Abstract

Having a child with chronic pain impacts a parent's life. Reciprocally, parent cognitive, affective, and behavioral responses to the child's chronic pain can influence the child's pain experience. The purpose of this study is to develop a brief self-report screening tool (Parent Risk and Impact Screening Measure [PRISM]) of parent psychosocial functioning and behavioral responses to child pain. This measure assesses parents' reports of their own stress, health, psychosocial functioning, and disruption in activities due to their child's pain and related disability. In an effort to preliminarily validate this screening tool, we examined the PRISM in relation to existing measures of parent distress, parent behavior, and child functioning. An initial 30-item PRISM was administered to 229 parents of children with persistent pain. Parents also reported on distress, protectiveness, pain catastrophizing and family impact, and youth completed measures of pain, pain-related disability, and quality of life. Item refinement resulted in a final 12-item PRISM tool.

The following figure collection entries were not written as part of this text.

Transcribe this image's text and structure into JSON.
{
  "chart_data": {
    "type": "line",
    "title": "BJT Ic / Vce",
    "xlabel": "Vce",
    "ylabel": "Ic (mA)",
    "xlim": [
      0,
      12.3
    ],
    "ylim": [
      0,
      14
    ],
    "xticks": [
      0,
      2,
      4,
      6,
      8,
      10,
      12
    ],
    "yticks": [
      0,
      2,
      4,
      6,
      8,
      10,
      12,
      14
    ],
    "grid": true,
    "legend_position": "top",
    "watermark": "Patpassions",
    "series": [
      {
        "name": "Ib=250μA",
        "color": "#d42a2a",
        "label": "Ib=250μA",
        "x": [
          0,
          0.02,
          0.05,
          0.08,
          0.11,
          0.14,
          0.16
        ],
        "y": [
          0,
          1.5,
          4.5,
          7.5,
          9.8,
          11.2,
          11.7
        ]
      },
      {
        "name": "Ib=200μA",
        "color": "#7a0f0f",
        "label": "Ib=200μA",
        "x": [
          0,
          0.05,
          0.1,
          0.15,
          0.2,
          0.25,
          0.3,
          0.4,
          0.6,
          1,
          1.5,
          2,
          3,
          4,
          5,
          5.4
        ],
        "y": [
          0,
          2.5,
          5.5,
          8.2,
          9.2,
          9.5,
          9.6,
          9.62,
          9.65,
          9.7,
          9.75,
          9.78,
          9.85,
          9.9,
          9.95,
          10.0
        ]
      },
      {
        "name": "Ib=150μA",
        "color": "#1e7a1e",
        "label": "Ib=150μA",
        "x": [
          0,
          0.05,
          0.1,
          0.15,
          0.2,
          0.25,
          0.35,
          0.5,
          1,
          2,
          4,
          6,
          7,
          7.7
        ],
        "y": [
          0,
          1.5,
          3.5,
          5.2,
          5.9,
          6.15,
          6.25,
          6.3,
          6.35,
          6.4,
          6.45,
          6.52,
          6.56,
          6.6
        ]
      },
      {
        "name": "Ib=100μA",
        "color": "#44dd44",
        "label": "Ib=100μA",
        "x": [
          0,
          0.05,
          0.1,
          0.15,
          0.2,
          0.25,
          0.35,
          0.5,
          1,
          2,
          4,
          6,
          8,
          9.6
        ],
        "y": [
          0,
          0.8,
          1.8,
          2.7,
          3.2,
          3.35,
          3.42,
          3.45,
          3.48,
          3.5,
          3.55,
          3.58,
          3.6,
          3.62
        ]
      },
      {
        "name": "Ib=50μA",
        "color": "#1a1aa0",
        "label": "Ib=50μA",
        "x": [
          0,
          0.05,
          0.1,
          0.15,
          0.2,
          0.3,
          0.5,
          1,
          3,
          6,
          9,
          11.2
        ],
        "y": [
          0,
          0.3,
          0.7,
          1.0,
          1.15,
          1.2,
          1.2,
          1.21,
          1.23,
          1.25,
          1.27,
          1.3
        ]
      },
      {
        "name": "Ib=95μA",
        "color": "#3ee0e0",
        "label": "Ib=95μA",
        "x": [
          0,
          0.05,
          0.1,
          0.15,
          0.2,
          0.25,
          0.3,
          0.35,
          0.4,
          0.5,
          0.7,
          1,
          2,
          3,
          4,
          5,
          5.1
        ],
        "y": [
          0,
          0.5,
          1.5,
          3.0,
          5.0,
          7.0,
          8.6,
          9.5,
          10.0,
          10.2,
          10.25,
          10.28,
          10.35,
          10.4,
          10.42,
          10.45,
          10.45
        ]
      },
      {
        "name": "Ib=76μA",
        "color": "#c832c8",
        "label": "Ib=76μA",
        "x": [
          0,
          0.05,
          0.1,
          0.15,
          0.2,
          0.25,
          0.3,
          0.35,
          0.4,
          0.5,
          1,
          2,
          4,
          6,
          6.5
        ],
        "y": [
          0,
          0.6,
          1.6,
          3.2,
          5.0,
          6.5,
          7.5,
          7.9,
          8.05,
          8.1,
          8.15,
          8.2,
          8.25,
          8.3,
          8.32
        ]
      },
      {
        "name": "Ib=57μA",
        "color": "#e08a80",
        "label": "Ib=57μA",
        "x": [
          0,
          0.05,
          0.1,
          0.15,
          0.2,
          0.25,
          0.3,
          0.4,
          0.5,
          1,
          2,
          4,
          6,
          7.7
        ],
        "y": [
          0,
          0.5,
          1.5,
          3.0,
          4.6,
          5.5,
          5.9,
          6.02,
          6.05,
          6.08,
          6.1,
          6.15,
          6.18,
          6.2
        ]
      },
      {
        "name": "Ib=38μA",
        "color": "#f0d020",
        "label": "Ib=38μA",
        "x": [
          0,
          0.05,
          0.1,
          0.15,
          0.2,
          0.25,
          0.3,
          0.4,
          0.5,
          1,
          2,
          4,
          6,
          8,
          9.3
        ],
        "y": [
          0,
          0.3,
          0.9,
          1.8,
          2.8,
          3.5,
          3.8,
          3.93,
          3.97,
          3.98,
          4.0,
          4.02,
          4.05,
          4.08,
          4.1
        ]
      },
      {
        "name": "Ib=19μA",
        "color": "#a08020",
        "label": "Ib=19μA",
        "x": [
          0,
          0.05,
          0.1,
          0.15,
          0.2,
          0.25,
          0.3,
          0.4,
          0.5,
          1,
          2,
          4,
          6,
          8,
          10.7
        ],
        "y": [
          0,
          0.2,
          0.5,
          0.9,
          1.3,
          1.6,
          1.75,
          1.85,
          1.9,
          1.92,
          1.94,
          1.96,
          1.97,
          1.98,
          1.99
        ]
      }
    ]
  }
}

The PRISM demonstrates strong internal consistency, and initial support for construct validity was shown by associations with parent distress, protectiveness, and catastrophizing. Results also revealed higher PRISM scores are associated with higher child pain intensity, greater functional disability, and poorer quality of life. Cutoff scores were determined to identify parents at differing levels of risk. The PRISM is a brief and clinically important means of screening parent distress and behaviors associated with child pain-related dysfunction. Further validation will use PRISM in longitudinal studies, particularly testing PRISM scores as a predictor of parent and child outcomes over time.